Mafia-Organisationen sind mächtiger denn je – auch in Deutschland. Sie sind Teil der Gesellschaft geworden, sagt Oliver Huth, ein leitender Anti-Mafia-Ermittler.

Straßenschild, das auf die italienische Gemeinde Plati verweist.
Die italienischen Gemeinden Platì und San Luca im italienischen Kalabrien gelten als Hochburgen der ’Ndrangheta. Europaweit ist sie hauptverantwortlich für den Kokainhandel. Foto: Marc Latzel/13PHOTO

Morde, Geldwäsche und Drogen – die italienische Mafia ist nicht nur für den Großteil des Kokainhandels in Europa verantwortlich, sondern auch für illegale Abfallentsorgung, die Erpressung von Schutzgeldern und zahlreiche Tote. Im Mai 2023 führte die groß angelegte Anti-Mafia-Operation „­Eureka“ zu mehr als 130 Festnahmen in mehreren europäischen Ländern. Ein Schlag gegen die aus Kalabrien stammende ’Ndrangheta – die wohl mächtigste Mafiaorganisation der Welt. Oliver Huth, Landesvorsitzender des Bundes Deutscher Kriminalbeamter NRW, leitete die Ermittlungskommission in Deutschland und koordinierte die Zusammenarbeit mit den internationalen Strafverfolgungsbehörden.

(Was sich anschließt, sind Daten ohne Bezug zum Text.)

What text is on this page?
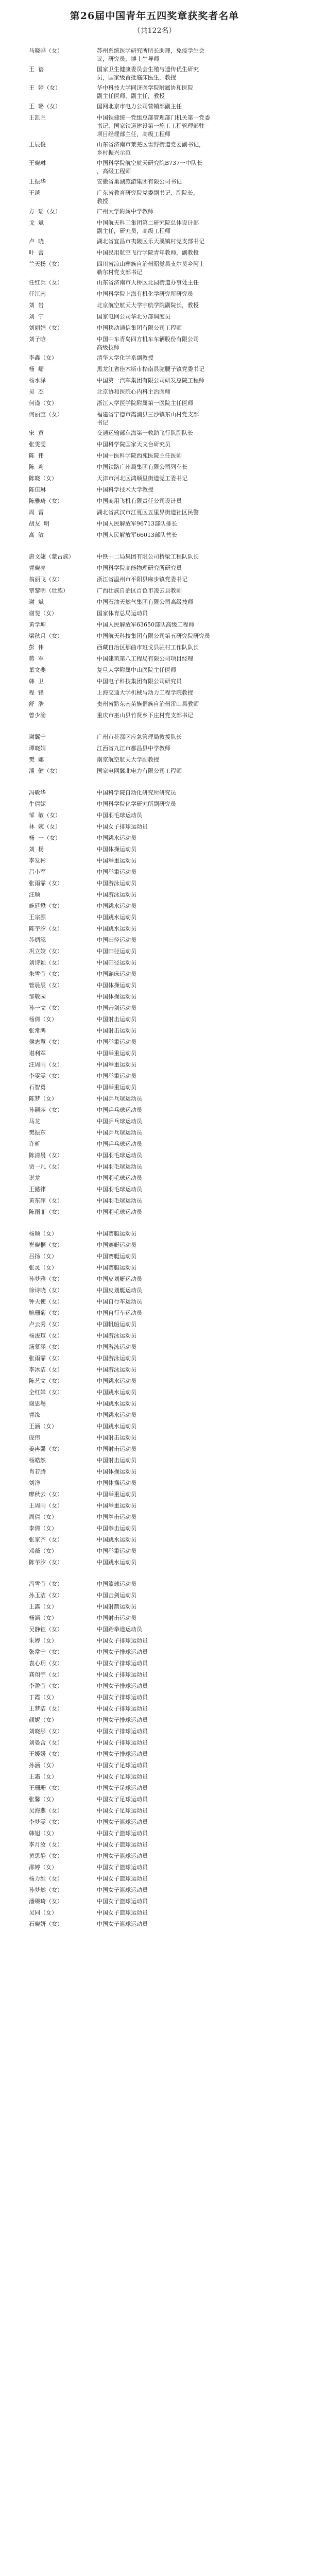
第26届中国青年五四奖章获奖者名单
（共122名）
马晓骅（女）	苏州系统医学研究所所长助理，免疫学生会
议，研究员，博士生导师
王  蓓	国家卫生健康委员会生殖与遗传优生研究
员，国家级首批临床医生，教授
王  婷（女）	华中科技大学同济医学院附属协和医院
副主任医师，副主任，教授
王  璐（女）	国网北京市电力公司营销部副主任
王凯兰	中国铁建统一党组总部管理部门机关第一党委
书记、国家铁道建设第一施工工程管理部驻
项目经理部主任，高级工程师
王辰俊	山东省济南市莱芜区雪野街道党委副书记，
乡村振兴示范
王晓琳	中国科学院航空航天研究院B737一中队长
，高级工程师
王振华	安徽省巢湖旅游集团有限公司书记
王越	广东省教育研究院党委副书记、副院长，
教授
方  瑶（女）	广州大学附属中学教师
戈  斌	中国航天科工集团第二研究院总体设计部
副主任，研究员，高级工程师
卢  晓	湖北省宜昌市夷陵区乐天溪镇村党支部书记
叶  蕾	中国民用航空飞行学院青年教师，副教授
兰天扬（女）	四川省凉山彝族自治州昭觉县支尔莫乡阿土
勒尔村党支部书记
任红兵（女）	山东省济南市天桥区北园街道办事处主任
任江南	中国科学院上海有机化学研究所研究员
刘  岩	北京航空航天大学宇航学院副院长，教授
刘  宁	国家电网公司华北分部调度员
刘丽娟（女）	中国移动通信集团有限公司工程师
刘子晗	中国中车青岛四方机车车辆股份有限公司
高级技师
李鑫（女）	清华大学化学系副教授
杨  嵋	黑龙江省佳木斯市桦南县驼腰子镇党委书记
杨水泽	中国第一汽车集团有限公司研发总院工程师
吴  杰	北京协和医院心内科主治医师
何谨（女）	浙江大学医学院附属第一医院主任医师
何丽宝（女）	福建省宁德市霞浦县三沙镇东山村党支部
书记
宋  黄	交通运输部东海第一救助飞行队副队长
张雯雯	中国科学院国家天文台研究员
陈  伟	中国中医科学院西苑医院主任医师
陈  莉	中国铁路广州局集团有限公司列车长
陈晓（女）	天津市河北区鸿顺里街道党工委书记
陈佳琳	中国科学技术大学教授
陈雅琦（女）	中国商用飞机有限责任公司设计员
周  雷	湖北省武汉市江夏区五里界街道社区民警
胡友  明	中国人民解放军96713部队排长
高  敏	中国人民解放军66013部队营长
唐文婕（蒙古族）	中铁十二局集团有限公司桥梁工程队队长
曹晓亮	中国科学院高能物理研究所研究员
翁丽飞（女）	浙江省温州市平阳县麻步镇党委书记
覃黎明（壮族）	广西壮族自治区百色市凌云县教师
谢  斌	中国石油天然气集团有限公司高级技师
谢斐（女）	国家体育总局运动员
黄学坤	中国人民解放军63650部队高级工程师
梁秋月（女）	中国航天科技集团有限公司第五研究院研究员
彭  伟	西藏自治区那曲市班戈县驻村工作队队长
蒋  军	中国建筑第八工程局有限公司项目经理
董文斐	复旦大学附属中山医院主任医师
韩  卫	中国电子科技集团有限公司研究员
程  锋	上海交通大学机械与动力工程学院教授
舒  浩	贵州省黔东南苗族侗族自治州雷山县教师
曾少渝	重庆市巫山县竹贤乡下庄村党支部书记
谢翼宁	广州市花都区应急管理局救援队长
谭晓娟	江西省九江市都昌县中学教师
樊  娜	南京航空航天大学副教授
潘  健（女）	国家电网冀北电力有限公司工程师
冯敏华	中国科学院自动化研究所研究员
牛倩妮	中国科学院化学研究所副研究员
邹  敏（女）	中国羽毛球运动员
林  婉（女）	中国女子排球运动员
杨  一（女）	中国跳水运动员
刘  杨	中国体操运动员
李发彬	中国举重运动员
吕小军	中国举重运动员
张雨霏（女）	中国游泳运动员
汪顺	中国游泳运动员
施廷懋（女）	中国跳水运动员
王宗源	中国跳水运动员
陈芋汐（女）	中国跳水运动员
苏炳添	中国田径运动员
巩立姣（女）	中国田径运动员
刘诗颖（女）	中国田径运动员
朱雪莹（女）	中国蹦床运动员
管晨辰（女）	中国体操运动员
邹敬园	中国体操运动员
孙一文（女）	中国击剑运动员
杨倩（女）	中国射击运动员
张常鸿	中国射击运动员
侯志慧（女）	中国举重运动员
谌利军	中国举重运动员
汪周雨（女）	中国举重运动员
李雯雯（女）	中国举重运动员
石智勇	中国举重运动员
陈梦（女）	中国乒乓球运动员
孙颖莎（女）	中国乒乓球运动员
马龙	中国乒乓球运动员
樊振东	中国乒乓球运动员
许昕	中国乒乓球运动员
陈清晨（女）	中国羽毛球运动员
贾一凡（女）	中国羽毛球运动员
谌龙	中国羽毛球运动员
王懿律	中国羽毛球运动员
黄东萍（女）	中国羽毛球运动员
陈雨菲（女）	中国羽毛球运动员
杨顺（女）	中国赛艇运动员
崔晓桐（女）	中国赛艇运动员
吕扬（女）	中国赛艇运动员
张灵（女）	中国赛艇运动员
孙梦雅（女）	中国皮划艇运动员
徐诗晓（女）	中国皮划艇运动员
钟天使（女）	中国自行车运动员
鲍珊菊（女）	中国自行车运动员
卢云秀（女）	中国帆船运动员
杨浚瑄（女）	中国游泳运动员
汤慕涵（女）	中国游泳运动员
张雨霏（女）	中国游泳运动员
李冰洁（女）	中国游泳运动员
陈艺文（女）	中国跳水运动员
全红婵（女）	中国跳水运动员
谢思埸	中国跳水运动员
曹缘	中国跳水运动员
王涵（女）	中国跳水运动员
庞伟	中国射击运动员
姜冉馨（女）	中国射击运动员
杨皓然	中国射击运动员
肖若腾	中国体操运动员
刘洋	中国体操运动员
廖秋云（女）	中国举重运动员
王周雨（女）	中国举重运动员
周倩（女）	中国拳击运动员
李倩（女）	中国拳击运动员
张家齐（女）	中国跳水运动员
邓薇（女）	中国举重运动员
陈芋汐（女）	中国跳水运动员
冯雪莹（女）	中国篮球运动员
孙玉洁（女）	中国击剑运动员
王露（女）	中国射箭运动员
杨涵（女）	中国射击运动员
吴静钰（女）	中国跆拳道运动员
朱婷（女）	中国女子排球运动员
张常宁（女）	中国女子排球运动员
袁心玥（女）	中国女子排球运动员
龚翔宇（女）	中国女子排球运动员
李盈莹（女）	中国女子排球运动员
丁霞（女）	中国女子排球运动员
王梦洁（女）	中国女子排球运动员
颜妮（女）	中国女子排球运动员
刘晓彤（女）	中国女子排球运动员
刘晏含（女）	中国女子排球运动员
王媛媛（女）	中国女子排球运动员
孙涵（女）	中国女子足球运动员
王霜（女）	中国女子足球运动员
王珊珊（女）	中国女子足球运动员
张馨（女）	中国女子足球运动员
吴海燕（女）	中国女子足球运动员
李梦雯（女）	中国女子篮球运动员
韩旭（女）	中国女子篮球运动员
李月汝（女）	中国女子篮球运动员
黄思静（女）	中国女子篮球运动员
邵婷（女）	中国女子篮球运动员
杨力维（女）	中国女子篮球运动员
孙梦然（女）	中国女子篮球运动员
潘臻琦（女）	中国女子篮球运动员
吴同（女）	中国女子篮球运动员
石晓妍（女）	中国女子篮球运动员
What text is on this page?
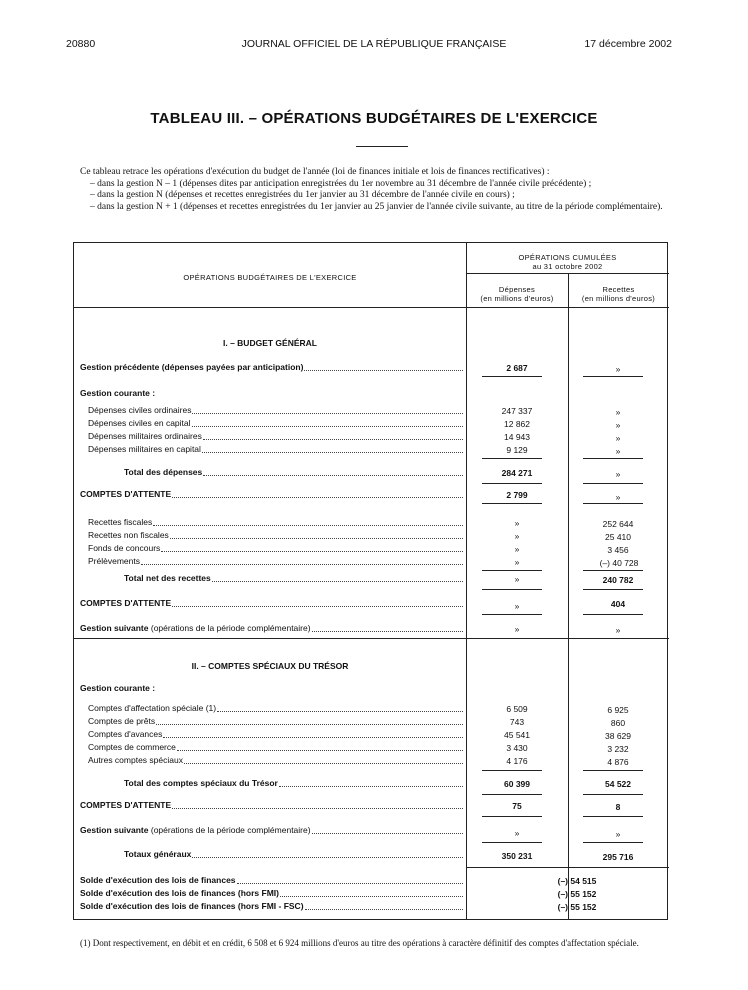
20880	JOURNAL OFFICIEL DE LA RÉPUBLIQUE FRANÇAISE	17 décembre 2002
TABLEAU III. – OPÉRATIONS BUDGÉTAIRES DE L'EXERCICE
Ce tableau retrace les opérations d'exécution du budget de l'année (loi de finances initiale et lois de finances rectificatives) :
– dans la gestion N – 1 (dépenses dites par anticipation enregistrées du 1er novembre au 31 décembre de l'année civile précédente) ;
– dans la gestion N (dépenses et recettes enregistrées du 1er janvier au 31 décembre de l'année civile en cours) ;
– dans la gestion N + 1 (dépenses et recettes enregistrées du 1er janvier au 25 janvier de l'année civile suivante, au titre de la période complémentaire).
OPÉRATIONS BUDGÉTAIRES DE L'EXERCICE
OPÉRATIONS CUMULÉES
au 31 octobre 2002
Dépenses
(en millions d'euros)
Recettes
(en millions d'euros)
I. – BUDGET GÉNÉRAL
Gestion courante :
II. – COMPTES SPÉCIAUX DU TRÉSOR
Gestion courante :
Gestion précédente (dépenses payées par anticipation)	2 687	»
Dépenses civiles ordinaires	247 337	»
Dépenses civiles en capital	12 862	»
Dépenses militaires ordinaires	14 943	»
Dépenses militaires en capital	9 129	»
Total des dépenses	284 271	»
COMPTES D'ATTENTE	2 799	»
Recettes fiscales	»	252 644
Recettes non fiscales	»	25 410
Fonds de concours	»	3 456
Prélèvements	»	(–) 40 728
Total net des recettes	»	240 782
COMPTES D'ATTENTE	»	404
Gestion suivante (opérations de la période complémentaire)	»	»
Comptes d'affectation spéciale (1)	6 509	6 925
Comptes de prêts	743	860
Comptes d'avances	45 541	38 629
Comptes de commerce	3 430	3 232
Autres comptes spéciaux	4 176	4 876
Total des comptes spéciaux du Trésor	60 399	54 522
COMPTES D'ATTENTE	75	8
Gestion suivante (opérations de la période complémentaire)	»	»
Totaux généraux	350 231	295 716
Solde d'exécution des lois de finances	(–) 54 515
Solde d'exécution des lois de finances (hors FMI)	(–) 55 152
Solde d'exécution des lois de finances (hors FMI - FSC)	(–) 55 152
(1) Dont respectivement, en débit et en crédit, 6 508 et 6 924 millions d'euros au titre des opérations à caractère définitif des comptes d'affectation spéciale.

ARTE Magazin Herr Huth, welche Herausforderungen gibt es bei einer groß angelegten internationalen Razzia?

Oliver Huth Erst mal ist es wichtig, die Pläne geheim zu halten. Bei europaweiten Festnahmen muss alles perfekt abgestimmt sein. Wenn etwas durchsickert und die Täter gewarnt werden, bewaffnen sie sich oder flüchten, was extrem gefährlich werden kann. Das Zweite ist der Zeitpunkt des Zugriffs. Bei „Eureka“ haben wir uns entschieden, den Zugriff um 04:00 Uhr morgens durchzuführen, um die Gefährdung zu minimieren. Besonders in Italien war das notwendig, weil es zu gefährlich gewesen wäre, um 06:00 Uhr in San Luca, der Hochburg der ’Ndrangheta, vorbeizuschauen. Die große Anzahl an Schusswaffen, die wir dort gefunden haben, hat unsere Vorsichtsmaßnahmen bestätigt. Und dann muss noch alles so klappen, dass keiner zu Schaden kommt.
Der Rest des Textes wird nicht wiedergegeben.